Едва стрелки часов показали шесть, мы вышли из отеля.

– Невероятно, – заметил я, когда мы спускались с террасы. – Пытаться застрелить кого-то в саду отеля… Только сумасшедший мог пойти на такой риск.

– Я с вами не согласен. При одном условии это вполне безопасное мероприятие. Начать с того, что по саду никто не гуляет. Люди в отелях похожи на стадо овец. Здесь принято сидеть на террасе с видом на море – eh bien, все сидят на террасе и смотрят на море. И только я, единственный оригинал, выбираю террасу с видом на сад. Но даже я ничего не вижу. В саду есть где укрыться, вы ведь не могли не заметить: деревья, группы пальм, цветущие кусты.

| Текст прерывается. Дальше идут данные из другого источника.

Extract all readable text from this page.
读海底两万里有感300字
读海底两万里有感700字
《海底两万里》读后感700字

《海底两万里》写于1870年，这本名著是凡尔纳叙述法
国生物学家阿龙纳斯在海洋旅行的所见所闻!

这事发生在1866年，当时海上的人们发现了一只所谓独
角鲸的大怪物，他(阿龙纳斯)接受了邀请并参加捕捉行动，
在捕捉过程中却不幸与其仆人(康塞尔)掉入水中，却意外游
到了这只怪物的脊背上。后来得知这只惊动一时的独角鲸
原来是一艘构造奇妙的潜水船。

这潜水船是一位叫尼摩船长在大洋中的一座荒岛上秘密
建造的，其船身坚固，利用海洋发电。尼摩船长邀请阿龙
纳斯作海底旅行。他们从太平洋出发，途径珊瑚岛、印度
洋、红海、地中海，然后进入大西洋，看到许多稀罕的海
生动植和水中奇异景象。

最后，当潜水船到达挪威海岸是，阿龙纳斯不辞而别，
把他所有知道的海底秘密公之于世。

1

Кто угодно мог спрятаться среди них и, никем не замеченный, подождать, когда мадемуазель пройдет мимо. А она обязательно должна была пройти этим путем. Идти от Эндхауза по дороге куда дольше… Мадемуазель Ник Бакли наверняка из тех, кто всегда опаздывает, а потому выбирает самый короткий путь!

– И все равно он сильно рисковал. Его могли увидеть, а стрельбу трудно выдать за несчастный случай.

Несчастный случай тут ни при чем.

– То есть?

– Так, небольшая догадка. Она может подтвердиться, а может, и нет. Не будем пока о ней; вернемся к тому, о чем я говорил раньше, – к главному условию.

– Каково же оно?

– Вы и сами могли бы назвать мне его, Гастингс.

– Ни в коем случае не хочу лишать вас удовольствия блеснуть умом за мой счет!

– О! Какой сарказм! Сколько иронии! Что ж, пожалуйста: условие прямо-таки бросается в глаза – мотив убийства наверняка не очевиден. Будь оно иначе – вот тогда это действительно был бы риск! Люди стали бы говорить: «Интересно, уж не сделал ли это Такой-то? Где находился Такой-то, когда раздался выстрел?» Нет, убийца – потенциальный убийца, точнее говоря, – в данном случае не очевиден. И вот почему я так боюсь, Гастингс! Да, сейчас я очень боюсь. Я успокаиваю себя. Я говорю себе: «Их четверо». Я твержу: «Ничего не случится, пока они все вместе». Я повторяю: «Только безумец пойдет на такой риск!» И все равно мне страшно. Эти «несчастные случаи» – я хочу знать о них всё!

Он резко отвернулся.

– Еще рано. Пойдемте по дороге. Саду все равно нечего нам предложить. Давайте осмотрим кружной путь к Эндхаузу.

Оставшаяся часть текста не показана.